Сила от величины:
Вторая стратегия состоит в том, чтобы подсчитывать количество имеющихся обоснований для выбора каждой альтернативы:
Сила от многообразия:
Какую бы стратегию мы ни выбрали, нас тянет охарактеризовать выигрышный довод как «наиболее сильный». Но почему мы используем одно и то же слово применительно к двум столь различным стратегиям? Потому, что мы применяем обе стратегии для одной и той же цели – чтобы уменьшить вероятность сбоя. Результат получается тот же, опираемся ли мы на один «сильный» довод, то есть на тот, который меньше прочих сулит ошибку, или на несколько более слабых – в надежде, что они все не окажутся ошибочными.
Из-за чего мы настолько склонны формулировать наши рассуждения в терминах противоборств? Отчасти, вероятно, сказываются культурные традиции, но отчасти, думаю, можно говорить о наследственности. Когда мы используем архитектурные метафоры, приводя доводы, не имеющие иных обоснований, не исключено, что мы обращаемся к структурам, что развились в наших пространственных агентах. Точно так же, представляя доводы как противоборство с противниками, мы эксплуатируем агентов, которые появились когда-то для физической защиты тела.
18.7. Что такое число?
Почему нам так сложно объяснить значения слов? Потому что «значение» чего-либо зависит от состояния ума конкретного человека. Если так, можно предположить, что нет единого значения у любого слова даже для двоих людей. В таком случае, с чего начинать? Если каждое значение в уме человека зависит от всех прочих значений, мы должны, что называется, ходить кругами, разве не так? Мы бы не смогли прорваться в эти круги со стороны, а значит, не возникло бы объективной возможности заниматься наукой. Но дело в том, что нет ничего дурного в ситуации, когда многое зависит друг от друга. И не обязательно находиться внутри упомянутых кругов, чтобы их постичь; нужно просто выдвинуть внятную и работоспособную теорию. Приятно грезить, будто все на свете возможно определить однозначно, чтобы разные люди понимали все одинаково. Но этот идеал недостижим, поскольку для того, чтобы два ума соглашались, они должны быть схожими на всех уровнях детализации.

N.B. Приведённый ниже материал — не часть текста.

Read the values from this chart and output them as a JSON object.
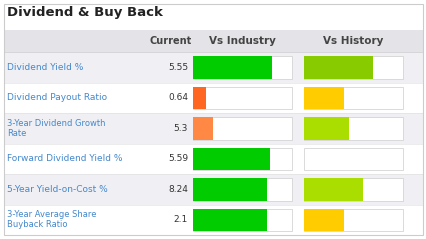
{
  "title": "Dividend & Buy Back",
  "title_color": "#222222",
  "title_fontsize": 9.5,
  "header_bg": "#e4e4e8",
  "row_bg_even": "#f0f0f4",
  "row_bg_odd": "#ffffff",
  "col_headers": [
    "",
    "Current",
    "Vs Industry",
    "Vs History"
  ],
  "col_header_color": "#444444",
  "rows": [
    {
      "label": "Dividend Yield %",
      "value": "5.55",
      "vs_industry": {
        "fill": 0.8,
        "color": "#00cc00"
      },
      "vs_history": {
        "fill": 0.7,
        "color": "#88cc00"
      }
    },
    {
      "label": "Dividend Payout Ratio",
      "value": "0.64",
      "vs_industry": {
        "fill": 0.13,
        "color": "#ff6622"
      },
      "vs_history": {
        "fill": 0.4,
        "color": "#ffcc00"
      }
    },
    {
      "label": "3-Year Dividend Growth\nRate",
      "value": "5.3",
      "vs_industry": {
        "fill": 0.2,
        "color": "#ff8844"
      },
      "vs_history": {
        "fill": 0.45,
        "color": "#aadd00"
      }
    },
    {
      "label": "Forward Dividend Yield %",
      "value": "5.59",
      "vs_industry": {
        "fill": 0.78,
        "color": "#00cc00"
      },
      "vs_history": {
        "fill": 0.0,
        "color": "#ffffff"
      }
    },
    {
      "label": "5-Year Yield-on-Cost %",
      "value": "8.24",
      "vs_industry": {
        "fill": 0.75,
        "color": "#00cc00"
      },
      "vs_history": {
        "fill": 0.6,
        "color": "#aadd00"
      }
    },
    {
      "label": "3-Year Average Share\nBuyback Ratio",
      "value": "2.1",
      "vs_industry": {
        "fill": 0.75,
        "color": "#00cc00"
      },
      "vs_history": {
        "fill": 0.4,
        "color": "#ffcc00"
      }
    }
  ],
  "label_color": "#4488cc",
  "value_color": "#333333",
  "bar_bg_color": "#ffffff",
  "bar_border_color": "#cccccc",
  "bg_color": "#ffffff",
  "outer_border_color": "#cccccc"
}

Ближе всего к согласию по поводу значений мы приходим в математике, где употребляются обозначения вроде «три» или «пять». Но даже нечто столь безличное, как «пять», никогда не изолируется в уме; оно вливается в огромную сеть значений. Например, иногда мы думаем о «пяти», считая предметы (один, два, три, четыре, пять), следя за тем, чтобы 1) посчитать каждый предмет один раз и 2) не касаться чего-либо дважды. Этого можно добиться, если брать каждый предмет во время счета и потом откладывать в сторону. Другой способ – это сопоставить группу предметов какому-то стандартному набору из пяти единиц, например, пальцам руки или беззвучному перебиранию слогов в уме. Если количество предметов совпадет и лишних не останется, мы делаем вывод: их пять. Еще один способ думать о пяти – воображать какую-то знакомую форму: пятиугольник, X, V или W, звезду или даже самолет:
Рис. 92
Так даже ребенок способен понять большее число прежде меньшего. Я был знаком с одной девочкой, которая, похоже, усвоила значение шести раньше значения пяти, потому что много играла с наборами треугольников и шестиугольников.